Publicado 10/06/2025 23:07

Guatemala protesta e México pede desculpas por invasão policial transfronteiriça em Chiapas

Archivo - Arquivo - 7 de março de 2025, Cidade do México, Cdmx, México: Claudia Sheinbaum Pardo, Presidente do México, e Juan Ramón de la Fuente, Ministro das Relações Exteriores, durante a cerimônia de entrega da tulipa com o nome da "mulher indígena" no
Europa Press/Contacto/Carlos Santiago - Arquivo

MADRID 11 jun. (EUROPA PRESS) -

O Ministério das Relações Exteriores da Guatemala expressou na terça-feira seu protesto contra seus colegas mexicanos pela incursão em território guatemalteco de um grupo especializado de policiais do estado de Chiapas, que perseguiu e atirou em quatro homens armados, uma ação pela qual as autoridades mexicanas pediram desculpas.
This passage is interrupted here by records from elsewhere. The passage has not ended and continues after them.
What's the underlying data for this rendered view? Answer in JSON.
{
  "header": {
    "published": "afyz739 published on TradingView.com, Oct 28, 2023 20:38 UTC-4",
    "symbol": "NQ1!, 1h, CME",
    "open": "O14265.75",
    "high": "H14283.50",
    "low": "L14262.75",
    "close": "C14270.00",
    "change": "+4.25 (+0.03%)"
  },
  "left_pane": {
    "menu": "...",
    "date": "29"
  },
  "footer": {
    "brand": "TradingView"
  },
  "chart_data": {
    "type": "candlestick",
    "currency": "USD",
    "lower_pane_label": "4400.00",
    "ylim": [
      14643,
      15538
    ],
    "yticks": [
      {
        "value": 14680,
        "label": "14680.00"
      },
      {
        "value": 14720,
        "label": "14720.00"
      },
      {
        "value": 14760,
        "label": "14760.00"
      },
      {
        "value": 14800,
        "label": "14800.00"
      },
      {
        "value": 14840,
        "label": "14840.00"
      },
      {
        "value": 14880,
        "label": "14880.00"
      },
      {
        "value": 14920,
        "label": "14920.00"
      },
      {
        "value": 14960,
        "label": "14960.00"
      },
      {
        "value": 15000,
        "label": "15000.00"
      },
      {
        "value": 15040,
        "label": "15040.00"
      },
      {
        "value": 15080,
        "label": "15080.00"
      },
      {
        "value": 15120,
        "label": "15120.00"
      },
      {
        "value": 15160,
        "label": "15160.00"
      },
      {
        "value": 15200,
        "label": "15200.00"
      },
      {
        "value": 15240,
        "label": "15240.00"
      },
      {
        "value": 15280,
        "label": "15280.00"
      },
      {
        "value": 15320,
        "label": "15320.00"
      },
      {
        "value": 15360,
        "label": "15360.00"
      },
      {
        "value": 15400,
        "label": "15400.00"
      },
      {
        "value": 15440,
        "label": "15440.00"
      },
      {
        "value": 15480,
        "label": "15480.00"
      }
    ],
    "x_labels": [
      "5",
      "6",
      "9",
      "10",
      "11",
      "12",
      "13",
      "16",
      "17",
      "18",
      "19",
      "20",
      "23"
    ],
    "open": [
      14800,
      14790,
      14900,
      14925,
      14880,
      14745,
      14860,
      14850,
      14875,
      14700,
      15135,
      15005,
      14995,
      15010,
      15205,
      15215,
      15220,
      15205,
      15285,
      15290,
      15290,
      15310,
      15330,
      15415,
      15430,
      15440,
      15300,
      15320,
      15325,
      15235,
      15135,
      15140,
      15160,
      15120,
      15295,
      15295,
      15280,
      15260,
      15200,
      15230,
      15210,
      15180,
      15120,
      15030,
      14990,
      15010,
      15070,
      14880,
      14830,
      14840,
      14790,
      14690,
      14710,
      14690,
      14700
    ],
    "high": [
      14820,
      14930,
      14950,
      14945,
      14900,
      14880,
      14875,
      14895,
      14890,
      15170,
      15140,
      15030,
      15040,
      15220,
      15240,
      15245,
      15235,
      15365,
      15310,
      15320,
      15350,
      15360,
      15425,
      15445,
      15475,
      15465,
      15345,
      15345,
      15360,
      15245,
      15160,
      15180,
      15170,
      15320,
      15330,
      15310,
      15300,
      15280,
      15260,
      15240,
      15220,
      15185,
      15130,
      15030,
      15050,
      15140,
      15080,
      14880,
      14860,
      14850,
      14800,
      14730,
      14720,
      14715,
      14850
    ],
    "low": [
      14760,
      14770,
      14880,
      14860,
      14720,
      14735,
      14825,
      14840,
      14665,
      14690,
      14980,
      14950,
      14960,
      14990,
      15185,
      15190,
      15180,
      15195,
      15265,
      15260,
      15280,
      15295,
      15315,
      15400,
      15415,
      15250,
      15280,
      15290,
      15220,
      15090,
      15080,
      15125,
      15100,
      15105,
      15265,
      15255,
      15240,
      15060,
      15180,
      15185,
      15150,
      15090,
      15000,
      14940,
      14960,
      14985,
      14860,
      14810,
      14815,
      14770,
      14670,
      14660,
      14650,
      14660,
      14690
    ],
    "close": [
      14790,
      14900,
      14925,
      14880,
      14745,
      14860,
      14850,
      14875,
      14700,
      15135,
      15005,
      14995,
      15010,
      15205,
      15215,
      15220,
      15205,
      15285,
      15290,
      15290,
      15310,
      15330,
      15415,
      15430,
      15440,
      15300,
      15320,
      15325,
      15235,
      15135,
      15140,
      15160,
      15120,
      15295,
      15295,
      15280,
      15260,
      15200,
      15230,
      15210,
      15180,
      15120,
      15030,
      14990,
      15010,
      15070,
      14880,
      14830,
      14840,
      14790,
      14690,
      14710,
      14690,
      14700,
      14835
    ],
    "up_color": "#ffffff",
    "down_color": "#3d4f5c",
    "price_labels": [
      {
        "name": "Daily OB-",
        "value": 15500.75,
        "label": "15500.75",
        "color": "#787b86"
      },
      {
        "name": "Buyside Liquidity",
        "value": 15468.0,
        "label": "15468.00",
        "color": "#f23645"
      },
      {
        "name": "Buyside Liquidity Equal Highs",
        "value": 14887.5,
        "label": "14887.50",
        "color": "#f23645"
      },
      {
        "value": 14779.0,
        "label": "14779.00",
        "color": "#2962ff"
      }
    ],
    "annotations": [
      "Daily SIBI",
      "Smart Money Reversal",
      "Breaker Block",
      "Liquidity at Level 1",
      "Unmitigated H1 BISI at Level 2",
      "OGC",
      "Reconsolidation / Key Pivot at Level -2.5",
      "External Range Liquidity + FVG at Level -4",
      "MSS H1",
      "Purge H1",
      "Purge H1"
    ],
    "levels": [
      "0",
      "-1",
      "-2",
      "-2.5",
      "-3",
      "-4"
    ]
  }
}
"Essa incursão em território guatemalteco, em uma zona urbana e comercial, foi realizada fora dos mecanismos de coordenação de segurança entre os dois países, colocou em risco a vida de civis e não contribui para as relações de boa vizinhança entre os Estados", denunciou a diplomacia guatemalteca em um comunicado, referindo-se à perseguição e ao tiroteio na cidade guatemalteca de La Mesilla entre a Força de Reação Imediata Pakal (FRIP) e supostos membros do crime organizado, conforme relatado pelo portal de notícias mexicano Animal Político.

O Ministério das Relações Exteriores da Guatemala pediu às autoridades do país vizinho que investiguem o "grave incidente a fim de manter a segurança e o respeito recíproco nas áreas de fronteira" de acordo com o direito internacional. Também pediu ao México que "aprofunde urgentemente a cooperação e as ações de segurança na fronteira".

Em resposta, o Ministério das Relações Exteriores do México pediu desculpas ao governo guatemalteco por esses eventos, reiterando "seu compromisso com a defesa da soberania territorial e do direito internacional para fortalecer os mecanismos de cooperação e aumentar a segurança na fronteira" em uma nota diplomática publicada em sua conta no X.

Durante a operação, o Gabinete do Governador do Departamento de Huehuetango informou que a polícia e o exército haviam sido enviados para a área, embora não tenham intervindo, apesar do fato de um soldado ter sido levemente ferido por uma bala na perna.

As ações das autoridades guatemaltecas foram vistas pelo governador de Chiapas, Eduardo Ramírez, como cumplicidade com os supostos criminosos que estavam sendo perseguidos, lamentando que "não é pouca coisa estar em conluio, mas o que é pior é estar a serviço do crime". Por sua vez, o Secretário de Segurança de Chiapas, Óscar Aparicio Avendaño, identificou os mortos como membros do Cartel de Chiapas e da Guatemala em declarações ao jornal 'La Jornada'.